If there’s such a thing as a true meritocrat, Patton was as close as they come. He didn’t award extra points for anything but results. Without taking it too far, there’s a lesson for employers who might otherwise resort to (legally suspect) preferences to achieve a diverse work force (the same lesson applies, to a more limited extent, to college admissions offices). Employers who apply the highest of standards equally will have little trouble attracting the best, regardless of ethnicity. People intuitively seek out those who don’t condescend. Everyone wants to work for a winner.

Patton didn’t stop at just seeking the best. After finding them he trained them relentlessly. He maintained perhaps the most exacting standards in the entire ETO and pushed his troops as hard as anyone. Many of the troops hated the grueling conditions under which they served but gloried in serving under Patton. The pride of those who served in the Seventh and Third Armies was unmatched by any army in the world.
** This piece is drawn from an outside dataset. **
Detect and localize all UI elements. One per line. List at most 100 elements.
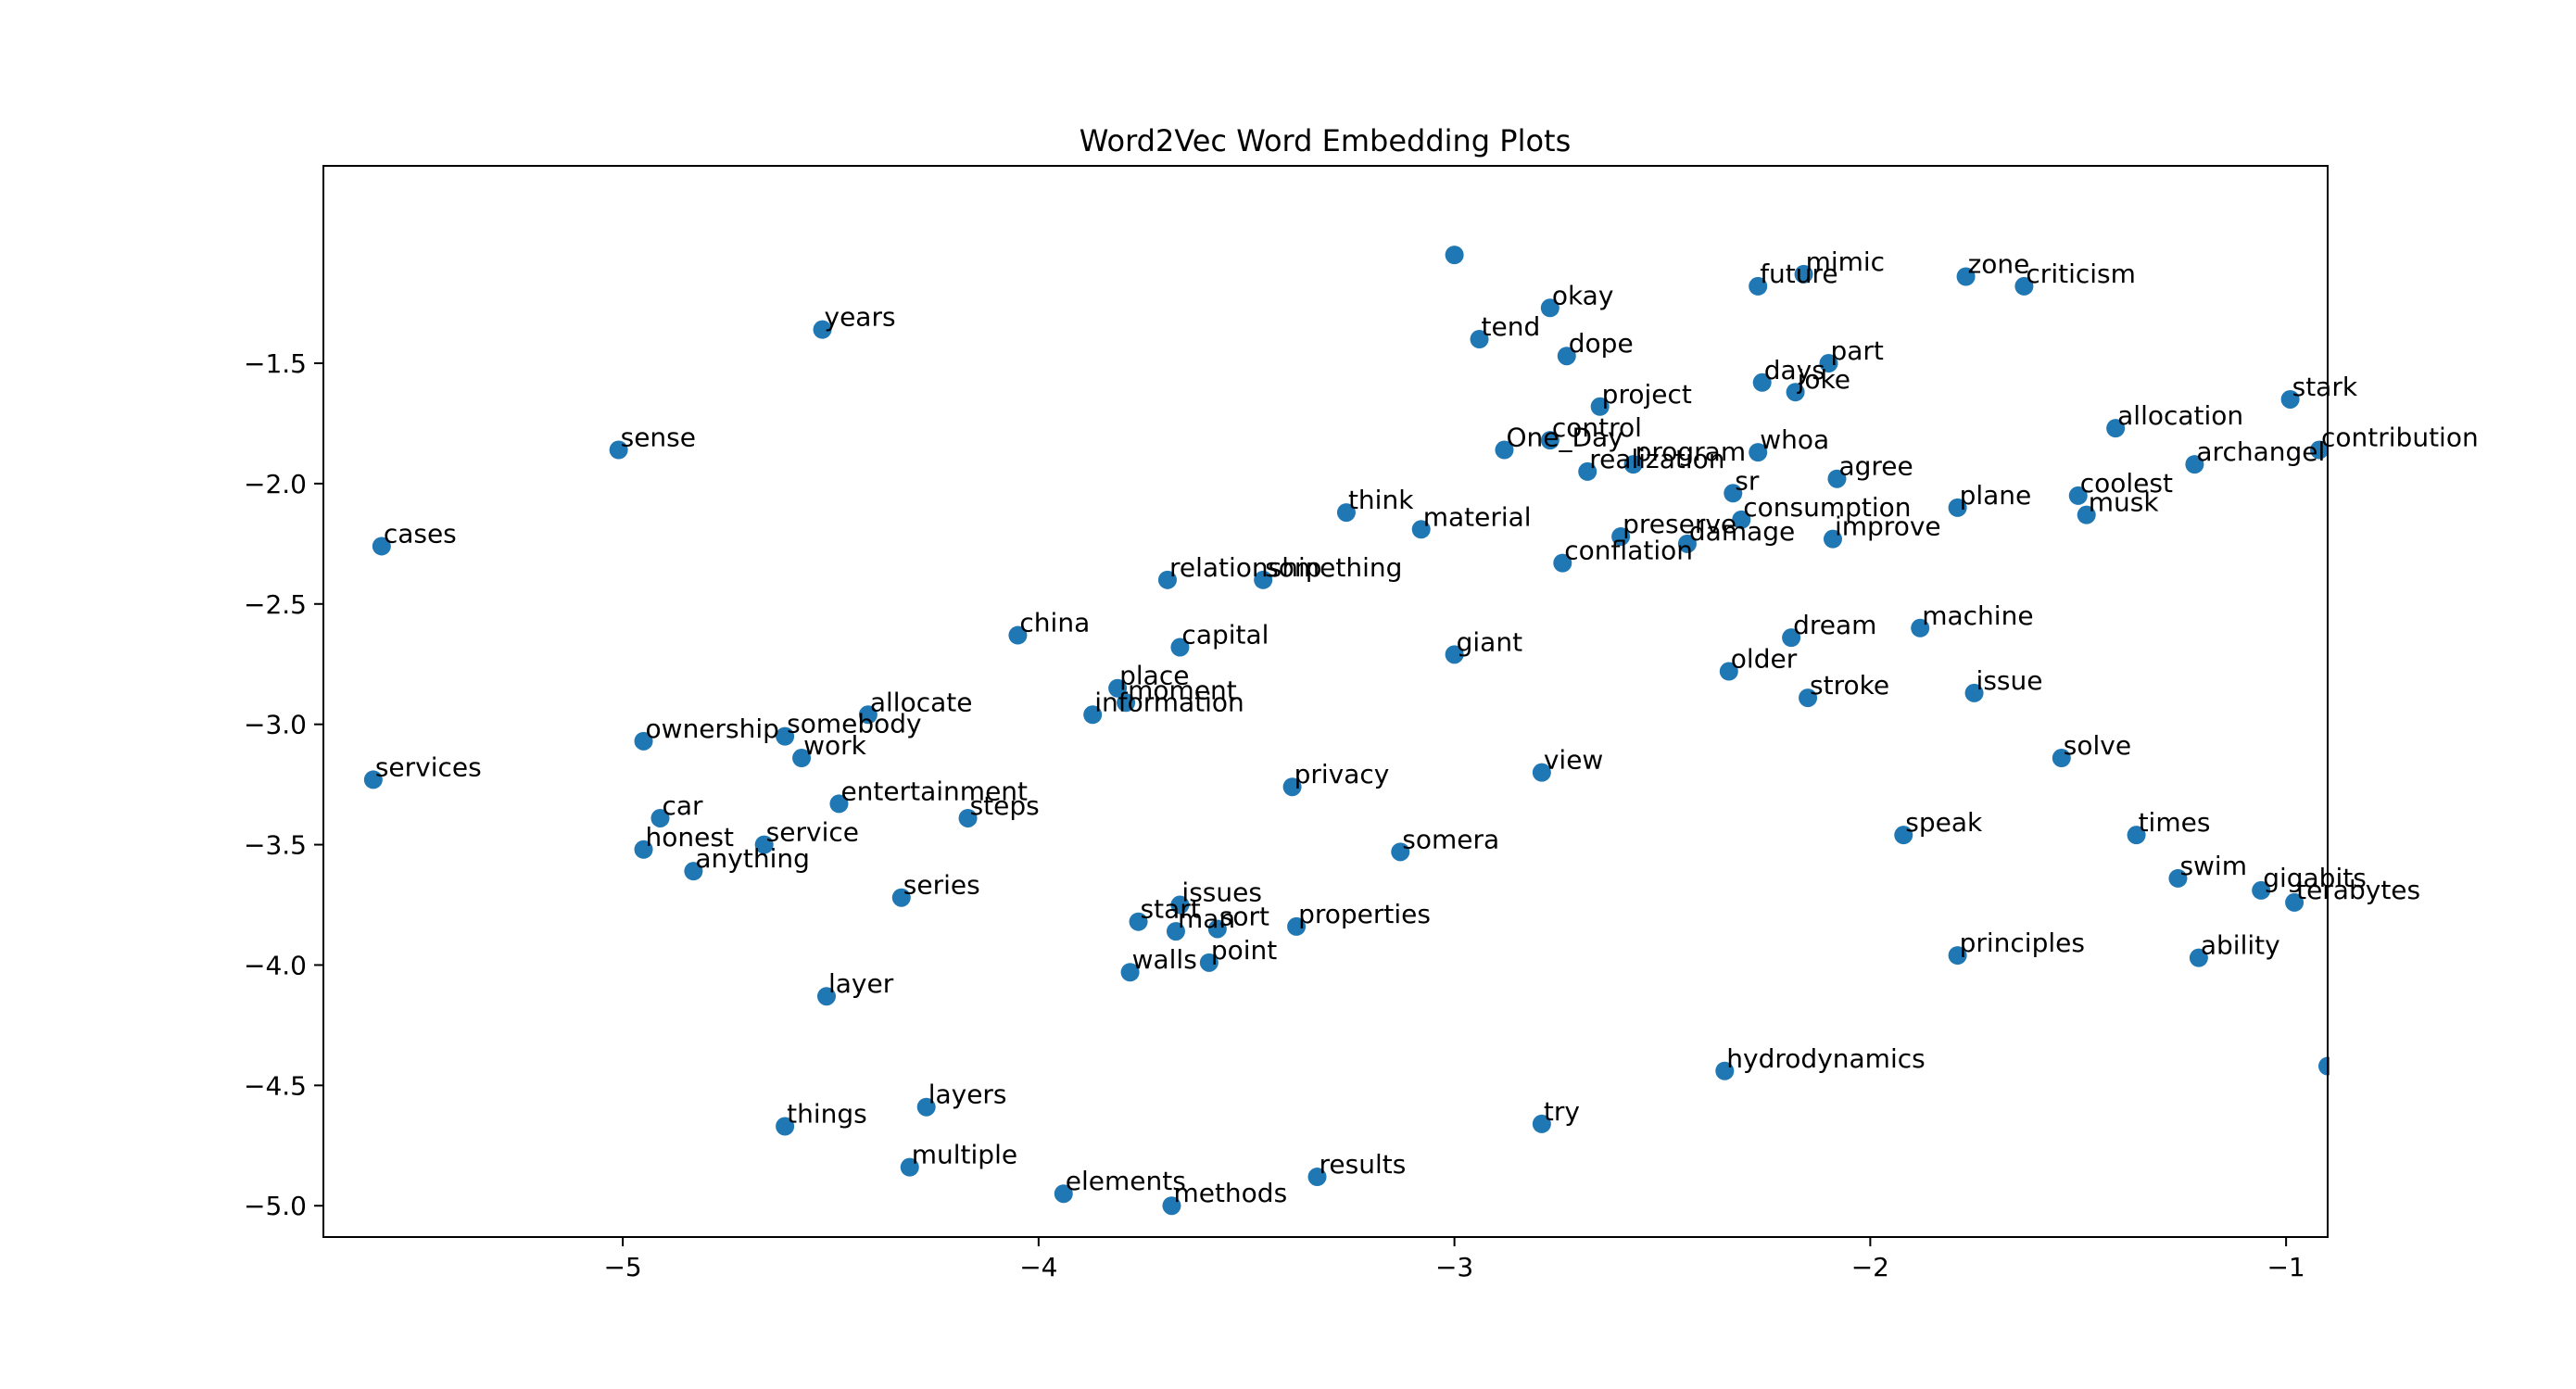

D’Este notes that although troops often cursed their tough commander bitterly, one of the refrains most often heard after the war, even from the most taciturn, was a boastful “I was with Patton.”

General Sir Harold Alexander noted in his Memoirs:

In spite of all his bravura and toughness and terrific drive General George Patton was a very emotional man. He loved his men and they loved him. I have been with him at the front when he was greeted with demonstrations of affection from his soldiers, and there was–as I saw for myself–tears running down his cheeks.

The troops who measured up were rewarded by Patton with promotions and unwavering loyalty. As opposed to most other army or army group commanders, Patton rarely sacked anyone. Instead, he worked tirelessly to correct a subordinate’s deficiencies–provided the subordinate worked just as hard (as they always did. Everyone wanted to make the grade under Patton because if you did, it was a real achievement).

The legions of Patton subordinates who went on to become prominent corps or army commanders is astonishing–among them eventual Army Chief of Staff Creighton Abrams. The reason for this is not just the quality of the troops and training received under Patton, but a realization by higher-ups that anyone serving under Patton was the real deal, i.e., Patton subordinates were treated with a presumption of competency rather than a suspicion of incompetency.

O.K., this was light entertainment. The Patton model may not quite be suitable for use by today’s enlightened college-admissions officers or human resources personnel. But the model’s enduring verity is that high standards and equal treatment are not mutually exclusive; rather they’re a winning combination. It reflects a rugged, confident idealism. Indeed, were he alive today, the colorful cavalryman would probably be considered–in the non-redundant sense of the term–a “compassionate conservative.”

Peter Kirsanow is a member of the U.S. Commission on Civil Rights.